Snowflake Streams capture row-level changes to tables; Tasks schedule SQL or stored procedure execution. Together they enable lightweight CDC and event-driven processing without external orchestration tools.

The quick answer

Snowflake Streams and Tasks are two complementary features that, combined, enable lightweight change data capture and event-driven processing within Snowflake — without external orchestration tools. A Stream tracks row-level changes (inserts, updates, deletes) to a source table and exposes them as a queryable change set. A Task schedules SQL or stored procedure execution on a cron schedule or on a serverless trigger. Together, a Task that consumes a Stream processes only changed rows since the last consumption, providing an incremental processing pattern for CDC-style pipelines that stay entirely within Snowflake.

Snowflake Streams

A Stream is a change tracking object associated with a source table. It records which rows have been inserted, updated, or deleted since the Stream was last consumed. Querying the Stream returns a set of changed rows plus metadata columns: METADATA$ACTION (INSERT or DELETE), METADATA$ISUPDATE (true if the row is the new state of an updated row), and METADATA$ROW_ID (a unique ID for the changed row across all change events).

**Creating a stream**: CREATE STREAM mystream ON TABLE source_table. After creation, the Stream's offset is set to the current state of the table — changes from this point forward are captured.

**Consuming a stream**: query SELECT * FROM mystream to see pending changes. When you use Stream data in a DML statement (INSERT, MERGE, or UPDATE that references the Stream), Snowflake advances the Stream's offset — the consumed rows are cleared from the Stream's change set. If you only SELECT without DML, the offset does not advance — the rows remain available.

**Stream types**:

**Standard streams** (default): capture all changes — inserts, updates, and deletes. Each update appears as two rows: a DELETE of the old state and an INSERT of the new state.

**Append-only streams**: only capture inserts. More efficient for append-only tables (event logs, audit tables) where updates and deletes do not occur. Append-only streams are more performant than standard streams for high-insert-rate tables.

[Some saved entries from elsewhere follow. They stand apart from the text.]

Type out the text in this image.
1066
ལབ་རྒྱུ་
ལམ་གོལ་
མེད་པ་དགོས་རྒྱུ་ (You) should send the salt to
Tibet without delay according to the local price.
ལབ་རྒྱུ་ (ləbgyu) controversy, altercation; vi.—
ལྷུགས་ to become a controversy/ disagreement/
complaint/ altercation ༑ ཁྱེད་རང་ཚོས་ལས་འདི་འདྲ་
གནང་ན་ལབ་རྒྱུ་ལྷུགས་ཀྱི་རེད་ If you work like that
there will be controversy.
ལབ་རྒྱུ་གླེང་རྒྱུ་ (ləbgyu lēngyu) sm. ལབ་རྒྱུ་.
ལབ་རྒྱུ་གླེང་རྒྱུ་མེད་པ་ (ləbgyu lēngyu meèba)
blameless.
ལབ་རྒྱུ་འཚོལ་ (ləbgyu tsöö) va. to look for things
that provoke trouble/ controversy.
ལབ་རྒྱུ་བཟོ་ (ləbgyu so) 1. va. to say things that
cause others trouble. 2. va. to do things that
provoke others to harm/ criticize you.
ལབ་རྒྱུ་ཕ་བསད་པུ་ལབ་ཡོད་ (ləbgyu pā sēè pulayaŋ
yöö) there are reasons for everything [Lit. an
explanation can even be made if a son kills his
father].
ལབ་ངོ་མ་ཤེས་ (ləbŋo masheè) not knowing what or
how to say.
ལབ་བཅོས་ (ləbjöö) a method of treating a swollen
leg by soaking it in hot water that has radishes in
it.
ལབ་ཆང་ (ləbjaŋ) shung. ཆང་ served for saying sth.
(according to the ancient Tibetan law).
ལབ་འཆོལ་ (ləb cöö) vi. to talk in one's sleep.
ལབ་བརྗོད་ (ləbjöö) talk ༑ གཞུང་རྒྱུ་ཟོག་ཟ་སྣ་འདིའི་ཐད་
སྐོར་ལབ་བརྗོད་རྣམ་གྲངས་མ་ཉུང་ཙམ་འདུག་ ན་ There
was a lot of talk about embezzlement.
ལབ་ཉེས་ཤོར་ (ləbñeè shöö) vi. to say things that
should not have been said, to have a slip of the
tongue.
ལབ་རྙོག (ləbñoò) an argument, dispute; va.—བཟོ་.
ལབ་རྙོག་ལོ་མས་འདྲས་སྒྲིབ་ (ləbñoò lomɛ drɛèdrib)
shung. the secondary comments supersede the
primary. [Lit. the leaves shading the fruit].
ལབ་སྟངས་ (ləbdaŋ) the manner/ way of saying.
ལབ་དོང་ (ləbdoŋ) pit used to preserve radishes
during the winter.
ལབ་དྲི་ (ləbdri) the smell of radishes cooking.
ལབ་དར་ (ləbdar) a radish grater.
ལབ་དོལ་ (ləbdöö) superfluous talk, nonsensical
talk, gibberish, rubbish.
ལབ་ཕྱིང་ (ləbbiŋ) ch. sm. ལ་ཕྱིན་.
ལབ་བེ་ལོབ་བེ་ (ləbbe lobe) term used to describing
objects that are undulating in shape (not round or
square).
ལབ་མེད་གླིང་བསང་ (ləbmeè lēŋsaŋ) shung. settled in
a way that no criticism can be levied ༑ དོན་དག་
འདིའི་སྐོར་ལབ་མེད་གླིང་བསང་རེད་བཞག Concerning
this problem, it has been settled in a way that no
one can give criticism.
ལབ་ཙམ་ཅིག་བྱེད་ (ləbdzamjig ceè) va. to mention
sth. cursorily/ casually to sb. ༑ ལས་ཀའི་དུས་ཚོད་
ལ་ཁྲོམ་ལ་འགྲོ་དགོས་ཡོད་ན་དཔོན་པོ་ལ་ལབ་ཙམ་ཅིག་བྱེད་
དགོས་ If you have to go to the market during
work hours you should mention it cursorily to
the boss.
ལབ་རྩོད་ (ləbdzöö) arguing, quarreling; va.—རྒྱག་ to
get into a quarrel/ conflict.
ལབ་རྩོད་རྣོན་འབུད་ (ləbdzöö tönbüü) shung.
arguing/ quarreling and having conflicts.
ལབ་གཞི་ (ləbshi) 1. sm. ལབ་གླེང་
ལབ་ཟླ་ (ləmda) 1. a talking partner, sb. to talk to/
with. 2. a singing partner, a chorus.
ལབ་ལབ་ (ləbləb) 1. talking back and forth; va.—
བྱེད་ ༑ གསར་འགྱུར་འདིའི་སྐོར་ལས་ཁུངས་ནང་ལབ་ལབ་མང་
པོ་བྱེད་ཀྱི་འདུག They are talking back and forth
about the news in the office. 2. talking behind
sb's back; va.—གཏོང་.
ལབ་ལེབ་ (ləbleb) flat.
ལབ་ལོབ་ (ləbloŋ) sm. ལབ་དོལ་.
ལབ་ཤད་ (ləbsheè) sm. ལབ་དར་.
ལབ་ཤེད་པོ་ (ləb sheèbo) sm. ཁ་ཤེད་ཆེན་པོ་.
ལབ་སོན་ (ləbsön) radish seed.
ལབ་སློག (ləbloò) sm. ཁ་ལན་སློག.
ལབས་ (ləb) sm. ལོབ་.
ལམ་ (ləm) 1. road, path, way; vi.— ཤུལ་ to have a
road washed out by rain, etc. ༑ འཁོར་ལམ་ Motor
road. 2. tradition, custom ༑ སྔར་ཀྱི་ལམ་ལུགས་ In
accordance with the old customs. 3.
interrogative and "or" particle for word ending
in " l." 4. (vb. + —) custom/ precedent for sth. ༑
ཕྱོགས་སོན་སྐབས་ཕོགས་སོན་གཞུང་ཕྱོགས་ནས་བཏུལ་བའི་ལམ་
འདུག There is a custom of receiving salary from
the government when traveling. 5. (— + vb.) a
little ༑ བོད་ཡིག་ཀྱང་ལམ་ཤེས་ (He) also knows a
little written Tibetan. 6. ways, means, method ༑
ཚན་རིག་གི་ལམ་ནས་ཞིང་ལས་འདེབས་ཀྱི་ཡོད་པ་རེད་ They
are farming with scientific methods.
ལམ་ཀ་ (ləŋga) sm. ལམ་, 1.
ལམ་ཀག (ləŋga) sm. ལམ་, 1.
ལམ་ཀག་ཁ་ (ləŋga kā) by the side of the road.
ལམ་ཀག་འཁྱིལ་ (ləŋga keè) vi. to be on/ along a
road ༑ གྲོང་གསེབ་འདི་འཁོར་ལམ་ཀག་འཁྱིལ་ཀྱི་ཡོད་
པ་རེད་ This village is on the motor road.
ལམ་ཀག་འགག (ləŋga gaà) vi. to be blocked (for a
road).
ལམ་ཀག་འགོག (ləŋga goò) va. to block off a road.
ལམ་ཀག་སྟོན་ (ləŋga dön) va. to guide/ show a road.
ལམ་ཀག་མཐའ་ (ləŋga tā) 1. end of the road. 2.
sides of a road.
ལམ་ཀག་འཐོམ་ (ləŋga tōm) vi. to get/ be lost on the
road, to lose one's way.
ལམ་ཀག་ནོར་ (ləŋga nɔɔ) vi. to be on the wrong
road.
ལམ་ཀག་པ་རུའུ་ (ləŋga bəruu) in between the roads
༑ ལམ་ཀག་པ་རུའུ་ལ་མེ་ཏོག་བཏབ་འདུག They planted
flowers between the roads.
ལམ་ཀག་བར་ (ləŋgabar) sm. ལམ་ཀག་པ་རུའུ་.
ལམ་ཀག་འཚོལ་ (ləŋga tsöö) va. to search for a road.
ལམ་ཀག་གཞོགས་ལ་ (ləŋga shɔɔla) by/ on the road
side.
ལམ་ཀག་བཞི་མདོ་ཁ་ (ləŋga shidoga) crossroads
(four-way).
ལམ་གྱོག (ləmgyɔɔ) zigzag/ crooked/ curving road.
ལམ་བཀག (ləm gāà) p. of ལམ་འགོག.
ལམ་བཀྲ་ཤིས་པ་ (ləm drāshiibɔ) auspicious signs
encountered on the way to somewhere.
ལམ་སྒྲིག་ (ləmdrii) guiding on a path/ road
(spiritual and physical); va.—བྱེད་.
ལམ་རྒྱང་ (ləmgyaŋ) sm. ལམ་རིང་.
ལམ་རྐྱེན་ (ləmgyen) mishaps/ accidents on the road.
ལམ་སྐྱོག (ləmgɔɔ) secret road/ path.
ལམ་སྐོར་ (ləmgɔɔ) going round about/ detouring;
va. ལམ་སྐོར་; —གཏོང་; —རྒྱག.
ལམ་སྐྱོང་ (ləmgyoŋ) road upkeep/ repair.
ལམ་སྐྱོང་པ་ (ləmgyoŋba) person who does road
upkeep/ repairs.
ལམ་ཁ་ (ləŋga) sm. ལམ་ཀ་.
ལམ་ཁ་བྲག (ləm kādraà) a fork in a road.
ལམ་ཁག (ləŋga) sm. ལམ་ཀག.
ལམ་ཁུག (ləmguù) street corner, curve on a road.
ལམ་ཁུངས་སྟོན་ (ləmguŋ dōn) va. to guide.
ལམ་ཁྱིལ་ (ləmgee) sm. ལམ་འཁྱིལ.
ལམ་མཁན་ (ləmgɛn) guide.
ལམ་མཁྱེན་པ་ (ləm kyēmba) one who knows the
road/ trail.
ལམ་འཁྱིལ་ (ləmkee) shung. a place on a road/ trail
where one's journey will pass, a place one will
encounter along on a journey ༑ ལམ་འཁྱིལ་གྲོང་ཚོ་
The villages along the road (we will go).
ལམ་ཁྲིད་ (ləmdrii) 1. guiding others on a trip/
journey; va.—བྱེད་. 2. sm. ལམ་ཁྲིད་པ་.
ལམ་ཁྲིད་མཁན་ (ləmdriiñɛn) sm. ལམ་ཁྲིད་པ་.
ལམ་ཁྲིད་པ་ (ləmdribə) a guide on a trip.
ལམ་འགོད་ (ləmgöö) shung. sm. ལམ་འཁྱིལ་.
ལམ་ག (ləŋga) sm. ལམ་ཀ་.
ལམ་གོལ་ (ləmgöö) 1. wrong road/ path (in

**Insert-only streams**: available for external tables (tables backed by S3 or other external storage). Captures new files added to the external stage.

**Stream staleness**: if a Stream's offset is not advanced within the table's DATA_RETENTION_TIME_IN_DAYS period (default 14 days, configurable up to 90 days), the Stream becomes stale and can no longer be consumed. Design your processing to consume streams at least as frequently as the retention window.

Snowflake Tasks

A Task is a Snowflake object that executes a SQL statement or a call to a stored procedure on a schedule. Tasks are the scheduling layer within Snowflake — similar to cron jobs or Airflow operators, but running entirely within the Snowflake compute layer.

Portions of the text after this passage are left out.